Eretz Shalom is a movement which works toward the advancement of peace and dialogue between the Jewish and Arab inhabitants of Judea and Samaria, as it states on its Facebook page. Eretz Shalom says that it is not a political movement and does not presume to offer conclusive solutions or to formulate peace agreements, but rather works to participate in dialogue and joint projects in education, religion, culture and the environment in the hopes of creating change that will burgeon from the bottom up.

The Eretz Shalom members were joined in their visit by Rabbi Menachem Froman, the rabbi of the community of Tekoa.

“The main message that I heard Rav Froman saying is that to do something like the burning of a mosque is a disgrace, a Hilul Hashem in the Jewish religion, and that we’re obligated to respect the Islamic faith and Islamic holy places,” said Eliyahu McLean, one of the participants in the visit.

McLean emphasized that the visitors are a group of Jewish residents of Judea and Samaria who have no intention of leaving the region, but want to live as neighbors with the Arabs.

“Nobody [from among the Arabs] says, ‘We want you to leave,’” McLean claimed, ignoring PA Chief Abbas' insistence that any PA state be judenrein. “They say, ‘It’s how you stay. How you relate to us. We want dignity, equality, and respect.’”

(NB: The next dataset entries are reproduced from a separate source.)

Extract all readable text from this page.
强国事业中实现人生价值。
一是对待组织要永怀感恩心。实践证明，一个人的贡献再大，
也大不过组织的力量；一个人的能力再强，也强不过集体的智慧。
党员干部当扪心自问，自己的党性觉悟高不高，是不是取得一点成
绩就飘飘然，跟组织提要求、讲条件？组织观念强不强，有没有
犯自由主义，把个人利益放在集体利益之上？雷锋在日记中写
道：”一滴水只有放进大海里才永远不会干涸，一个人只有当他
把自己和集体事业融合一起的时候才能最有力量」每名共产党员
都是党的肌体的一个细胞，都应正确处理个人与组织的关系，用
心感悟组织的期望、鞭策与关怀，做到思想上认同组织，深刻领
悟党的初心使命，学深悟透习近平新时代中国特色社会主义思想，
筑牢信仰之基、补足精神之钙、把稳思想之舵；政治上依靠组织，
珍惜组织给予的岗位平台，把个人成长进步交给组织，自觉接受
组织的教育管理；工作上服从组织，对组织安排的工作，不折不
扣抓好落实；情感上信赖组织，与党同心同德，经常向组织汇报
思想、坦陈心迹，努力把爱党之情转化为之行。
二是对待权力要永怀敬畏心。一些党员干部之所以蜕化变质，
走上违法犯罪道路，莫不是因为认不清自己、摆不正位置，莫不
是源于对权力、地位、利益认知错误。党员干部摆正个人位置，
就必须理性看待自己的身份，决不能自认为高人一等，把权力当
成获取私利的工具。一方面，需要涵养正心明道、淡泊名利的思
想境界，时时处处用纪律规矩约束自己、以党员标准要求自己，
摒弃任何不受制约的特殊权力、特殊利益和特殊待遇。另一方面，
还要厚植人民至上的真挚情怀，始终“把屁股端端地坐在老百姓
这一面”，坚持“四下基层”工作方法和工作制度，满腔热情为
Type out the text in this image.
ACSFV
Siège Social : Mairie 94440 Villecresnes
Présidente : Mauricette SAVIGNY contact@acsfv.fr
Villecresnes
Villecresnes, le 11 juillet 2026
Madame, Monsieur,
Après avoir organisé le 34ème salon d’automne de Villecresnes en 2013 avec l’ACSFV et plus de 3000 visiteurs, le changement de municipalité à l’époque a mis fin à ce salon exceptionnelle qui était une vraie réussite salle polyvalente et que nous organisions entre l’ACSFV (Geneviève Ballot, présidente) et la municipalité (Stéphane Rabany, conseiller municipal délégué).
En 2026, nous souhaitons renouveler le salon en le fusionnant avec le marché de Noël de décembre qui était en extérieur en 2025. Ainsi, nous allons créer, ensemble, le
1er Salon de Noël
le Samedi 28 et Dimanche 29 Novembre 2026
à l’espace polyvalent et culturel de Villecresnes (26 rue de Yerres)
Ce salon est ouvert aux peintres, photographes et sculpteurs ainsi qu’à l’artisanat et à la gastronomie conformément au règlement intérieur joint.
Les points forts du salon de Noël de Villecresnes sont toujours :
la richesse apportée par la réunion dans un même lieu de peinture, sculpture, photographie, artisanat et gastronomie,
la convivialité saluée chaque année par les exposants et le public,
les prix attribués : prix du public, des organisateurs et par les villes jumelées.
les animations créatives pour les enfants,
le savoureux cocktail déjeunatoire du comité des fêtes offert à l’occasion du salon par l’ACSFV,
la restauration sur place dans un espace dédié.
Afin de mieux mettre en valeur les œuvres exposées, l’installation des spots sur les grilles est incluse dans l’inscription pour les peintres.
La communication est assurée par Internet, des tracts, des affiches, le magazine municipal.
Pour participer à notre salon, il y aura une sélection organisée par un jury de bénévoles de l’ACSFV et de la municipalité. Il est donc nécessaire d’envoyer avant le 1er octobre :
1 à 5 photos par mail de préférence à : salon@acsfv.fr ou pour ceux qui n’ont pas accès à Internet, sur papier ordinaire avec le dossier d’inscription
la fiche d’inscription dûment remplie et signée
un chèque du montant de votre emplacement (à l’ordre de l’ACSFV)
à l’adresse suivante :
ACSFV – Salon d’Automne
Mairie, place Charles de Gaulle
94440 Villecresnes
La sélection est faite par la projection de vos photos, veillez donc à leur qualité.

Rabbi Froman told Arutz Sheva, “The purpose of the visit was to stress that those who committed the deed are one or two or three individuals, but we, the Jews, came to this land in order to bring peace. It is the essence of our religion to be good neighbors to our neighbors.”

The rabbi added that the Arabs “don’t want me in my home because they think that we are against them. We came here to say that we are not against them.”

Rabbi Froman spoke of his meeting last week with PA President Mahmoud Abbas in Ramallah, which gave rise to criticism from those who saw it as naivete and although well-meant, damaging to Israel.

“He [Abbas] accepted me and was very excited to hear that we, the settlers, are not against the Palestinians,” he said. “We didn’t come here to destroy, but to build peace.”